O’Reilly arranged everything incredibly fast, with our editor Andy Oram driving us through the process. We decided early on that we wanted to write a book that had opinions based our personal experience: about how OCaml code should be written, about the standard library involved, and generally making functional programming more accessible. Along the way, we’ve been working incredibly hard on the underlying software platform too, with Jane Street, OCamlPro and my own group OCaml Labs working together on all the pieces. There’s still a lot of work left to do, of course, but we’re right on track to get all this released very soon now.
So, without further ado, I was very pleased to send this e-mail this morning. (and once again reaffirm my committment to never writing another book ever again. Until next time!)
Yaron Minsky, Jason Hickey and I are pleased to announce the beta release of our forthcoming O’Reilly book, called “Real World OCaml”, available online at http://realworldocaml.org
The book is split into three parts: language concepts, tools and techniques, and understanding the runtime. As promised last year, we are making a public beta available for community review and to help us hunt down inaccuracies and find areas that need more clarification.
We’ve had the book in closed alpha for six months or so and have developed a feedback system that uses Github to record your comments. This lets us follow up to each review with clarifications and keep track of our progress in fixing issues. During alpha, we’ve received over 1400 comments in this fashion (and addressed the vast majority of them!). However, since we anticipate more comments coming in from a public beta, we would request that you read the FAQ to avoid drowning us in repeat comments: http://www.realworldocaml.org/#faq.

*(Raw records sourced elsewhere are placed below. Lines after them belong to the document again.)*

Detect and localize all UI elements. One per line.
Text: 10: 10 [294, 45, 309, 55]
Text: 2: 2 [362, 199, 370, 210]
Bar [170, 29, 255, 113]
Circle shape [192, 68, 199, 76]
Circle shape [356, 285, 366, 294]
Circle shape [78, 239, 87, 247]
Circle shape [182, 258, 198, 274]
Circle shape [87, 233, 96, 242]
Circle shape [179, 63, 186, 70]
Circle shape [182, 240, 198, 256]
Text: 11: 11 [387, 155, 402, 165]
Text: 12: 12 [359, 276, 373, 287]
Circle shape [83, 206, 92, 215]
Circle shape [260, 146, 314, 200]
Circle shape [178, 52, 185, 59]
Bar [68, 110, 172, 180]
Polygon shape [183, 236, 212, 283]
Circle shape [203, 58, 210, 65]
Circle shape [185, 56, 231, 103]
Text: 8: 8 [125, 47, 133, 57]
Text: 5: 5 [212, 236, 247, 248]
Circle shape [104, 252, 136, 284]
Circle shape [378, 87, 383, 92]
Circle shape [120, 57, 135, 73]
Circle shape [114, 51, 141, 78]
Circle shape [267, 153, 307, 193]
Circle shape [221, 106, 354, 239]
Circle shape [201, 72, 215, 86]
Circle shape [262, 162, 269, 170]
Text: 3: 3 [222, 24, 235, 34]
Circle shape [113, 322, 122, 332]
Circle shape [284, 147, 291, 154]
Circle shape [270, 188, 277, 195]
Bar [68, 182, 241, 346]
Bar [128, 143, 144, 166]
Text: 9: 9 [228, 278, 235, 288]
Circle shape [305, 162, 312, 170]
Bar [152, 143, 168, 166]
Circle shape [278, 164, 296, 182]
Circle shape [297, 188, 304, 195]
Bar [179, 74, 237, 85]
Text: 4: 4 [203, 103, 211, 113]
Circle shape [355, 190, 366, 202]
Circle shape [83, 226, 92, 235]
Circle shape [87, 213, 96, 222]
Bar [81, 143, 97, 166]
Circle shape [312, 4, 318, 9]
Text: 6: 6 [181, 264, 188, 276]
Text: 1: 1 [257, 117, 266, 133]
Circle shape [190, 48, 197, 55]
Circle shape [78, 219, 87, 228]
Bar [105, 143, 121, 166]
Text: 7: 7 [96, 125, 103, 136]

(TL;DR followup another comment on Github directly if you can instead of creating a new issue via the web interface)
This release is available in HTML format online at: http://www.realworldocaml.org
O’Reilly is currently preparing a Rough Cuts release that will make the beta available as PDF and in popular eBook formats. We anticipate that this will be available later this week, and I’ll send a followup when that happens.
Finally, we would especially like to thank our alpha reviewers. Their feedback has been invaluable to the beta release. The book also includes substantial contributions to individual chapters from Jeremy Yallop (FFI), Stephen Weeks (GC) and Leo White (objects).
If you have any comments that you’d like to send directly by e-mail, please contact us at firstname.lastname@example.org.
Release notes for beta1:
- The first-class modules chapter is incomplete, pending some portability improvements to the ocaml-plugins Core library.
- The binary serialization chapter is also incomplete, but has just enough to teach you about the Async RPC library.
- The installation chapter will be revised in anticipation of the OCaml 4.1 release, and is currently quite source-based.
- The packaging and build systems chapter hasn’t been started yet. We’re still deciding whether or not to make this an online pointer rather than a print chapter, since it’s likely to change quite fast.
- We are preparing exercises per chapter that are not included in this particular beta release, but will be available online as soon as possible.
- The code examples will all be clonable as a separate repository in beta2.